When I visited southern Florida, I was privileged enough to have excellent Cuban cooking. One of the most amazing side dishes I had were ripe plantains which were an amazingly sweet, tart, and savory all at once. I’ve duplicated them here at home, but always with ripe plantains.

This day, however, all I had was 1 and a half jersey sweet potato in my pantry.

So, using my favorite book “The Flavor Bible” which is my inspiration for all ‘from the cuff’ cooking, I created these sweet potato medallions. Do not use yams or garnets in this recipe, they are too sweet and do not taste the same! Use only Jersey (they are a pale yellow color) ‘sweet’ potatoes.

1-2 Jersey Sweet Potatoes, peeled and sliced in to 1/2-1inch medallions.
1/4 lime or splash of lime juice
1-2 cloves garlic, fresh minced or put through a press
Extra Virgin Olive Oil
Kosher Salt

Pre-heat your grill on high, toss potato slices in the EVOO, season with kosher salt. Place on grill, turn heat down to medium and cook until semi-charred, flip and continue to cook until insides are soft and tender. (prick with a fork to tell or squeeze with tongs)

While potatoes are cooking, add fresh minced garlic to the bowl and a bit more of EVOO. You want just enough to coat the veggies, not swamp them.

When the ‘taters are done, toss them while hot, in the bowl with the garlic. Squeeze the fresh lime over the top and toss gently again.

Cover with tin foil and let steam cook for 3-5 minutes (I do this while my meat is resting), then serve.

For a nice twist, add fresh, finely chopped cilantro.

According to my daughter: Yum.


Southwestern Black Bean and Corn “Salad”

Grab your cowboy boots and hat, and sidle up to this nummy salad! Trust me, you’ll be looking for a steel guitar and pining for the smell of horses and leather to accompany this scrumptious and versatile salad.

I put ‘salad’ in quotation marks because leftovers are absolutely delicious over the top of grilled french bread -‘Hello Paris!’ , as a ‘Bruschetta’ topping – or is it ‘Ciao Italy’?, or as a chunky dip with sturdy tortilla chips -‘Hola Mexico!’. I’ve served this in organic romaine lettuce or butter lettuce leaves, which is like a vegetarian version of a the Asian lettuce wrap, and it would be a nice punch of flavor in a breakfast tortilla wrap with scrambled eggs. It is so versatile for leftovers, but so delicious, you may not have any ‘left over’!!!

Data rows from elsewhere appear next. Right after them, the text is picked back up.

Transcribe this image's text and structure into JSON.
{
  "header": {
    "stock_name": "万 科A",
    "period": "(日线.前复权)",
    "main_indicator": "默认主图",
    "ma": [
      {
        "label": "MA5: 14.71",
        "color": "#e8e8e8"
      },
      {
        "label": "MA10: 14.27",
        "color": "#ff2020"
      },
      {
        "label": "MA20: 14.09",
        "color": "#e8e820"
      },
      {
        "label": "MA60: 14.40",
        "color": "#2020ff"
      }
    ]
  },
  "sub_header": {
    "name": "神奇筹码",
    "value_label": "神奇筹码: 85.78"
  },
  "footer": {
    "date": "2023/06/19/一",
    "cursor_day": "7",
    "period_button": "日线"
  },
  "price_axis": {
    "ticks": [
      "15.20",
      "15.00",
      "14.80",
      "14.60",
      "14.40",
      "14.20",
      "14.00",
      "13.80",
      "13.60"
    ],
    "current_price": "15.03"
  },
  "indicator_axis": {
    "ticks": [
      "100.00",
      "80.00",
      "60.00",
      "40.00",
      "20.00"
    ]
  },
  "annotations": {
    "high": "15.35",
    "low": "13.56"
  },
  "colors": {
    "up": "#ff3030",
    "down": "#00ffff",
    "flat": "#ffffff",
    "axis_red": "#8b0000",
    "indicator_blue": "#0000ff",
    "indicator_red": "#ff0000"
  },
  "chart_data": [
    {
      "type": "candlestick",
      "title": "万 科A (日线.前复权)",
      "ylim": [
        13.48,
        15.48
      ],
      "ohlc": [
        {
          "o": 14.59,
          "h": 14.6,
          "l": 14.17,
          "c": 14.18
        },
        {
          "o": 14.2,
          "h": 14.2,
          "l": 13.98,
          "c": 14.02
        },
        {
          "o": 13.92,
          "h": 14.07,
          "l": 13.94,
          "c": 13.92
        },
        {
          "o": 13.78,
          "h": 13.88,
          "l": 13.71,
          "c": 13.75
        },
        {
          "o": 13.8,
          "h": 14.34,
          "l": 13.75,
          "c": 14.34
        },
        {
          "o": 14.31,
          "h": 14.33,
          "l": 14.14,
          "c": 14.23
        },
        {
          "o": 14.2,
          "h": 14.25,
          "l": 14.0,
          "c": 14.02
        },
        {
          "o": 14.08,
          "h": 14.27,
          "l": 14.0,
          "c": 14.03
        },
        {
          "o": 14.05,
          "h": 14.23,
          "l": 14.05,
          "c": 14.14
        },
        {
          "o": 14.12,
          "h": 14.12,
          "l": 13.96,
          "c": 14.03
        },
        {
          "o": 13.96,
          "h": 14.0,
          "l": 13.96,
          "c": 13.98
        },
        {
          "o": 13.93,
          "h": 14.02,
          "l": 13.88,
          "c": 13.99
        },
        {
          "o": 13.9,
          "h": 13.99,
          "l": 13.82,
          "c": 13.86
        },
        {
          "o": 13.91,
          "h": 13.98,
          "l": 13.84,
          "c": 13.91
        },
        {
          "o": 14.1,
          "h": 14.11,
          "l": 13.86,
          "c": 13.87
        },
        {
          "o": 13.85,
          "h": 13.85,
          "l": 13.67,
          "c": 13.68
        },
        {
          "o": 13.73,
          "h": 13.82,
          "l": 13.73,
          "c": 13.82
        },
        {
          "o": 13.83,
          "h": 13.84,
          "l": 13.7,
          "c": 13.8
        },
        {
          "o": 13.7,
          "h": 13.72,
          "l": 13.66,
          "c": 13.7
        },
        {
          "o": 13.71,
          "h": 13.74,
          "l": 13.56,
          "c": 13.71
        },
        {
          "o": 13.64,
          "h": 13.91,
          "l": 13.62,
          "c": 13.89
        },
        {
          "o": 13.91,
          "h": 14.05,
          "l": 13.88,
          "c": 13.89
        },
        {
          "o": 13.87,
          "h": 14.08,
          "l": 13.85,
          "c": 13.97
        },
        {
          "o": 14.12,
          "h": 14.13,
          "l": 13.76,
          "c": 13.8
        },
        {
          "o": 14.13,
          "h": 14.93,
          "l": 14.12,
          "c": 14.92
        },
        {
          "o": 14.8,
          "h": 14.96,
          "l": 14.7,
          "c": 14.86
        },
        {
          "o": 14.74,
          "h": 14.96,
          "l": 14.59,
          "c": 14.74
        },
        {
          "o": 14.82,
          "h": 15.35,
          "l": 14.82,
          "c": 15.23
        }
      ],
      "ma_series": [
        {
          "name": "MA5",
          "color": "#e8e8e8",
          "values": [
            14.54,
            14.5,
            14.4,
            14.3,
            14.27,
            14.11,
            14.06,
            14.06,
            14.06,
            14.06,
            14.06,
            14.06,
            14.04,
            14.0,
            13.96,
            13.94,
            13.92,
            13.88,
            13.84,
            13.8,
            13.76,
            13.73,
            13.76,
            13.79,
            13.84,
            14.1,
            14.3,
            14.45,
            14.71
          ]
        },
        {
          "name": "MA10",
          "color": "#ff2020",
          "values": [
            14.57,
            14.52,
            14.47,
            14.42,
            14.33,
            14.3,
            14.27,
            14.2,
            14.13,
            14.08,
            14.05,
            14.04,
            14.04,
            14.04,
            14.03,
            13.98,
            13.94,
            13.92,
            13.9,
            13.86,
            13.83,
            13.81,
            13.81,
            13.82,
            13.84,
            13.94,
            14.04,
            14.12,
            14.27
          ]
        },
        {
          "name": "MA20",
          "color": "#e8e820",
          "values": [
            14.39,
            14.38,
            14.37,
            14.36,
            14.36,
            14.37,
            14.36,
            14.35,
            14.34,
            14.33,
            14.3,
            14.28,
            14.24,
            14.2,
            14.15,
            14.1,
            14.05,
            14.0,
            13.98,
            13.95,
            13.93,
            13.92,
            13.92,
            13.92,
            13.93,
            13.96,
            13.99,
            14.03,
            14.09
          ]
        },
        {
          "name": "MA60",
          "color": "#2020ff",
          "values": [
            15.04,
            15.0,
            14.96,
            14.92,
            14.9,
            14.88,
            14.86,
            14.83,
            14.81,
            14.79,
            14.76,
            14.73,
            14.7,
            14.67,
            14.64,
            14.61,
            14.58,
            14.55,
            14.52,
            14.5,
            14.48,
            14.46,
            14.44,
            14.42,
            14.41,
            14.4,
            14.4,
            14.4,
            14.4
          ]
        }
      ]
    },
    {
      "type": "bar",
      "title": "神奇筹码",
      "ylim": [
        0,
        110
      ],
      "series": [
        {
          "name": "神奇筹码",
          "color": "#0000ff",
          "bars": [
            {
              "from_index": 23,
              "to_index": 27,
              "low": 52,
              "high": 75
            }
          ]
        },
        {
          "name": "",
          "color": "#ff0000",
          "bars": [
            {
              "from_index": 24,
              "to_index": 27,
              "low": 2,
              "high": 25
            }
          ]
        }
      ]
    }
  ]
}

(As always, my recipes are fluid and something you adjust to taste. I will give approximate amounts, but adjust to your own taste. You can double this recipe, but it will make a generous amount for a large group!)

((Try to let the salad rest at least an hour to absorb all the great flavors from the dressing.))

Southwestern Black Bean & Corn Salad

1 can (approx 2 cup if you make your own) Black Beans, rinsed.

2 cups corn. I used leftover corn cut from the cob, from a previous nights dinner, but you can use defrosted frozen.

Cilantro: A nice big handful, chopped. We love cilantro, so add a bit more, and I will add some fresh to leftovers.

Avocado: I slice this over the top of the salad. You can rough chop it and toss in to what you are going to eat, but it gets mushy if kept too long. Better to add it fresh to the portion you are eating.

Dressing: (For 1 cup of dressing which is more than enough to dress the salad.)

1/3 Grapeseed Oil (you can use corn, I don’t because of the GMO’s)
1/3 cup Lime Juice
Approx 2-3 tbsp red or white wine vinegar
1 tsp Cumin
1-2 tsp Ancho Chili Powder (you can use reg chili powder, I prefer the pure chili, but if you don’t have on hand, use high quality chili powder)
1 clove Garlic, minced or put through a press
1/2 tsp Oregano
1/4 cup diced Red Onion
pinch of Sugar
1/2 tsp dijon or stone ground Mustard
salt and pepper
Optional: Smoked Paprika or Chipotle Chili Powder

Whisk all the dressing ingredients together and adjust spices to taste. (It might need more sugar, more cumin, more garlic, ect)

Toss the beans, corn and cilantro with the dressing.

Top with fresh ripened avocados.

While I seem to have covered the globe in serving options, I will personally start with what is closest to my heart. Cowboy country flavored good eats!! Yee Haw!